Pak Marmuj; ya tapi, menghormati
guru lagi.. guru bapak itu hebat sekali tidak ada yang membantah, maka do`akan
dia semoga semua amalnya mendapat keberkahan. Menghormat Tuhan dengan cara
memberi dan menempatnya sebagai khalik, jangan sekali-kali disetarakan atau
dibandingkan dengan kita yang belajar.
Pak Marsa diam, dan diam.......tak
sadar semua guru di ruangan tersebut rupanya memperhatikan pembicaraan serius
mereka.
Pak Mardu: Pak Marmuj boleh ajari
saya bagaimana PAN dan PAP yang bapak gunakan selama ini.
Pak Marmuj diam.......ditariknya
Pak Mardu ke meja diman Pak Marmuj sedang membuat coretan di atas kertas putih.
Pak Mardu; apa ini pak.
Ketahuan rupanya
Pak MARMUJ selama ini memberi nilai juga bukan berdasarkan PAP atau PAN tetapi
lebih kepada nilai hening cipta. Apa itu hening cipta, nilai yang dihasilkan
dari high emosional ingenering creativity potensial assessment disingkat
“hening cipta” pokoknya hasil perenungan Pak Marmuj ketika mengingat kelakukan
anak satu kelas cukup. Benar kalau guru pengalaman tidak bisa dikalahkan.
Hem...Pak
Marmuj.....Pak Marmuj....memanglah.
Tiga hal hikmah yang dapat kita ambil
dari cerita ini adalah:
Pertama; pendidikan itu adalah proses
melakukan pembinaan kognitif, afektif dan psikomotorik, semuanya harus
diperhatikan dan dijadikan pertimbangan penilaian.
Kedua; semua anak berhak mendapat nilai
sesuai dengan perkembangan yang ia dapatkan setelah mengalami proses. Jadi nilai
yang diberikan adalah berstandar pada penilaian hari ini, saat ini, dan disini.

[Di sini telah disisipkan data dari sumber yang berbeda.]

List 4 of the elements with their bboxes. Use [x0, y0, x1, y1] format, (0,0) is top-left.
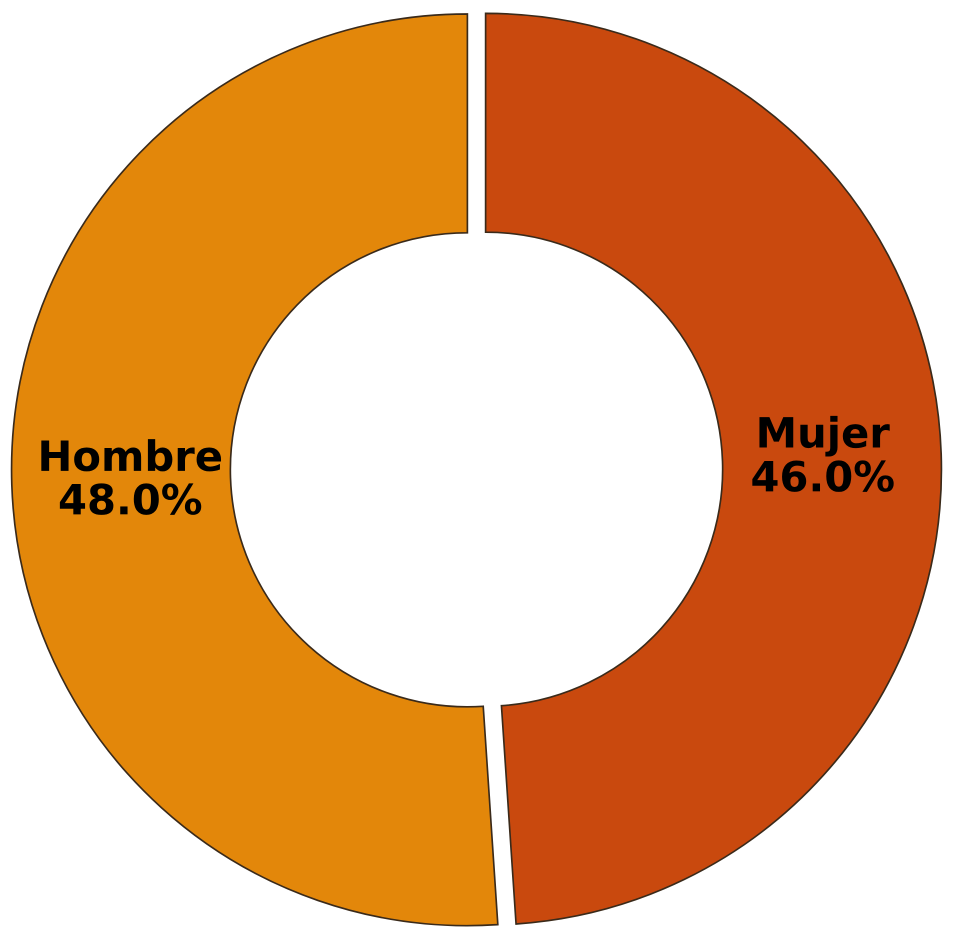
data-label: 48.0% [60, 483, 202, 515]
slice-label: Hombre [41, 439, 222, 472]
data-label: 46.0% [752, 460, 894, 492]
slice-label: Mujer [759, 416, 890, 457]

Sangat tidak benar bila membanding-bandingkan antara anak yang sedang dididik
dengan masa lalu, orang lain, apalagi pertimbangan Tuhan.
Ketiga; Tuhan lewat firmanNya memberi
tuntunan, lewat guru memberi bimbingan dan tauladan. Namun ketika seorang guru
ingin menetapkan keputusan terhadap nilai prestasi anak, maka prerogatif ada
pada dirinya untuk menentukan masa depan anak.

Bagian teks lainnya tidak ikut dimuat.